Traceback (most recent call last):
  File "/usr/lib/python3.8/runpy.py", line 194, in _run_module_as_main
    return _run_code(code, main_globals, None,
  File "/usr/lib/python3.8/runpy.py", line 87, in _run_code
    exec(code, run_globals)
  File "/root/rl-testbed-for-energyplus/baselines_energyplus/trpo_mpi/run_energyplus.py", line 75, in <module>
    main()
  File "/root/rl-testbed-for-energyplus/baselines_energyplus/trpo_mpi/run_energyplus.py", line 72, in main
    train(args.env, num_timesteps=args.num_timesteps, seed=args.seed)
  File "/root/rl-testbed-for-energyplus/baselines_energyplus/trpo_mpi/run_energyplus.py", line 67, in train
    policy.save(save_path="/root/rl-testbed-for-energyplus/model.pth")
AttributeError: 'PolicyWithValue' object has no attribute 'save'
EnergyPlusEnv: Severe error(s) occurred. Error count: -1
EnergyPlusEnv: Check contents of /root/eplog/openai-2022-07-12-01-35-18-145462/output/episode-00000001-55096/eplusout.err

Is the saving method changed?
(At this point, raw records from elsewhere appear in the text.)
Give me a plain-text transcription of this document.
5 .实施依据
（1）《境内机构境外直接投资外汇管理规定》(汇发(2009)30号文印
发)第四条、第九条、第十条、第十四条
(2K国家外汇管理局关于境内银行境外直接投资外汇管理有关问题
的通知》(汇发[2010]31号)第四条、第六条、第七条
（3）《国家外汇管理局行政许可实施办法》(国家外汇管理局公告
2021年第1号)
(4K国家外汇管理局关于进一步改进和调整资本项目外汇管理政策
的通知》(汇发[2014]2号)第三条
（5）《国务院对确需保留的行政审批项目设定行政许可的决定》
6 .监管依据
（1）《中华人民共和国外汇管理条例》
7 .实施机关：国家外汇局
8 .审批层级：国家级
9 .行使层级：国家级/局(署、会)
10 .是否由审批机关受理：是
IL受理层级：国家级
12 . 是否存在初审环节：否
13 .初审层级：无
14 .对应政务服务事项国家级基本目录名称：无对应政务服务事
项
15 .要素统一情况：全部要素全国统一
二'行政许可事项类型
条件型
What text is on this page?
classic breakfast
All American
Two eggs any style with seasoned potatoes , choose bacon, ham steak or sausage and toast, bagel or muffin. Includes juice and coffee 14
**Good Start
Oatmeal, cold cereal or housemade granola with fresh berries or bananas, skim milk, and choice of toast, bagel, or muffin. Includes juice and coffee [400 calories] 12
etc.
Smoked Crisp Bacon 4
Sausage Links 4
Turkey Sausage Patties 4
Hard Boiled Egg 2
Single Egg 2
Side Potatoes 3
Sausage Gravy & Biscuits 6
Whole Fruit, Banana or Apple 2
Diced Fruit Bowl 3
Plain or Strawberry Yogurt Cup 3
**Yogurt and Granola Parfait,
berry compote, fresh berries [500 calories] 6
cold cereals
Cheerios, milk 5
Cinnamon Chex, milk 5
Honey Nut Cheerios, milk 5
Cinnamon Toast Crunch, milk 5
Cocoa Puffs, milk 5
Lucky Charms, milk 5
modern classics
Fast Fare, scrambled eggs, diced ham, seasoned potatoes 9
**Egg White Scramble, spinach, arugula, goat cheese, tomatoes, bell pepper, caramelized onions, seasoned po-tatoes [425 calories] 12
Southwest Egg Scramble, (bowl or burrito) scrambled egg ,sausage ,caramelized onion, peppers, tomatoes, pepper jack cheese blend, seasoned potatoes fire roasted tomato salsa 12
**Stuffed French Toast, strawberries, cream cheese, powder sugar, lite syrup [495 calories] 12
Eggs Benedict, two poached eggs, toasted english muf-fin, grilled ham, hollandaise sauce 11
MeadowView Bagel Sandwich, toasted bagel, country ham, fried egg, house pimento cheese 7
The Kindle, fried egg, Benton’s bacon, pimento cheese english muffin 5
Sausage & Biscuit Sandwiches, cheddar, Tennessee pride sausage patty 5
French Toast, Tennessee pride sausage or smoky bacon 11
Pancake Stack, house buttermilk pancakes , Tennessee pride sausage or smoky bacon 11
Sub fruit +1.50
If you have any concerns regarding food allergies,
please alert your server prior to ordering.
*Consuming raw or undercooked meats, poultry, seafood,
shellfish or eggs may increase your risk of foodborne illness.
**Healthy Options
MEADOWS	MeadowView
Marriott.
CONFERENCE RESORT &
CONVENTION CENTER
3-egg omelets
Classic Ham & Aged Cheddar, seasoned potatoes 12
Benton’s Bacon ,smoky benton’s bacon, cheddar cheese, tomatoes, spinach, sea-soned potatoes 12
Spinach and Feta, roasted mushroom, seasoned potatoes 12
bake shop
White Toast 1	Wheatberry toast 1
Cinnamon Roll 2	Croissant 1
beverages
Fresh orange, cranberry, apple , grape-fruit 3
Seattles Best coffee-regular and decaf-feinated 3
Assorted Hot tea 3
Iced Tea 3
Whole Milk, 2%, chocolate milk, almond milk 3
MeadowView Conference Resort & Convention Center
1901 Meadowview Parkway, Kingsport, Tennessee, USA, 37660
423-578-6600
Thanks in advance!

antoine-galataud commented 2 years ago

Hi @WynnCJF. Looking at baselines code it seems indeed there was a change with the integration of tensorflow2: save and load methods were removed from PolicyWithValue class (see https://github.com/openai/baselines/blob/tf2/baselines/common/policies.py).

A possible fix (not tested):

policy = trpo_mpi.learn(env=env,
    network=mlp(num_hidden=32, num_layers=2),
    total_timesteps=num_timesteps,
    #timesteps_per_batch=1*1024, max_kl=0.01, cg_iters=10, cg_damping=0.1,
    timesteps_per_batch=16*1024, max_kl=0.01, cg_iters=10, cg_damping=0.1,
    gamma=0.99, lam=0.98, vf_iters=5, vf_stepsize=1e-3
)

import tensorflow as tf
save_path="/root/rl-testbed-for-energyplus/model.path"
ckpt = tf.train.Checkpoint(model=policy)
manager = tf.train.CheckpointManager(ckpt, save_path, max_to_keep=None)
manager.save()

Hope it helps!

WynnCJF commented 2 years ago

Thanks Antoine! This solves our problem.